VER CLARO (Eugénio de Andrade)


 
       
        
VER CLARO


Toda a poesia é luminosa,
até
a mais obscura.
O leitor é que tem às vezes,
em lugar de sol, nevoeiro dentro de si.
E o nevoeiro nunca deixa ver claro.
Se regressar
outra vez e outra vez
e outra vez
a essas sílabas acesas
ficará cego de tanta claridade.
Abençoado seja se lá chegar.
         
Eugénio de Andrade, Os Sulcos da Sede, 2001
             
            
Consoante a evolução histórica dos modelos de leitura e interpretação, o leitor intérprete privilegiou a intentio auctorisoperis ou lectoris como se cada uma delas possibilitasse uma interpretação distinta do texto1. Em meados do século XX, a tónica incide sobre a responsabilidade do leitor enquanto construtor de sentidos; por isso mesmo, há inclusivamente quem acredite que não há limites para a interpretação, que todas elas são plausíveis. Essa tarefa ativa da competência do leitor torna-se evidente, por exemplo, no poema “Ver Claro” de Eugénio de Andrade.

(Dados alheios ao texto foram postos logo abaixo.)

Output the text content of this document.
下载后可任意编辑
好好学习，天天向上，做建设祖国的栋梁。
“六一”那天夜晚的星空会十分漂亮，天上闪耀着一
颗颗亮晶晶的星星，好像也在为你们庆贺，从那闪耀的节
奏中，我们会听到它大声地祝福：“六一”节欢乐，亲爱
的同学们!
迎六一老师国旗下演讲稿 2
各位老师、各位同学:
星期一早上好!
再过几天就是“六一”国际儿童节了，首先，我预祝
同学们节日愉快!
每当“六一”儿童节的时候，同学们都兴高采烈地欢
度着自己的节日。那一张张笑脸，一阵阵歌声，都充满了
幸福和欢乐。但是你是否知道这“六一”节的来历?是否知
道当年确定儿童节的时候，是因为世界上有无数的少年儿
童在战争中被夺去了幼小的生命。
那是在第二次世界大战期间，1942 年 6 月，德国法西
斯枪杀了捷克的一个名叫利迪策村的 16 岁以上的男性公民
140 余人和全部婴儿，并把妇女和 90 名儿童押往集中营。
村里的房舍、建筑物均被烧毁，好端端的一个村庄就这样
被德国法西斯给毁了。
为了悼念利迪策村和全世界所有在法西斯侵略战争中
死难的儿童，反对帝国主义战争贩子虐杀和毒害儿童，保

Este poema indicia, desde logo, a consciência de que ao leitor compete a difícil tarefa de interpretar o texto. Por isso mesmo, a obra em si – neste caso a poesia – é “luminosa,/até/a mais obscura”; o material que a compõe (linguístico e ideológico) é suscetível a que o leitor o revisite “outra vez e outra vez/e outra vez” até descobrir a sua clara significação. Quando o leitor dissipar o “nevoeiro dentro de si” conseguirá “ver claro”, descobrir o(s) sentido(s) do texto e essa conquista cegá-lo-á. O leitor que não desistir perante a adversidade da interpretação que alguns textos propiciam, será “Abençoado” já que viu para lá da mera sucessão de palavras. No entanto, essa capacidade de descodificação de um texto por parte do leitor não deve ser encarada como uma atividade ilimitada e caracterizada pela contínua ebulição de leituras já que “…toda a liberdade necessita de disciplina para não cair na libertinagem (entendida em mau sentido, é claro). O leitor deve aprender a usar com eficácia os seus poderes e liberdades.”2
              
Portugal sob a égide da ditadura: o rosto metamorfoseado das palavrasTese de mestrado de Paula Fernanda da Silva Morais. Universidade do Minho – Instituto de Letras e Ciências Humanas, julho de 2005.
         
______________
(1) Paul Ricoeur, em Teoria da Interpretação, defende essa dissociação entre o sentido que o autor pretendia veicular e aquele que o texto transmite, dado que o texto escrito tem uma autonomia própria ao nível semântico que “resulta da desconexão da intenção mental do autor relativamente ao significado verbal do texto.” Porém, não deixa de relembrar que valorizar apenas o texto é esquecer que ele corresponde a um discurso de alguém, destinado a um recetor e sobre algo (Cf. RICOEUR, Paul - Teoria da Interpretação, Lisboa: Edições 70, 2000, pp. 41-42).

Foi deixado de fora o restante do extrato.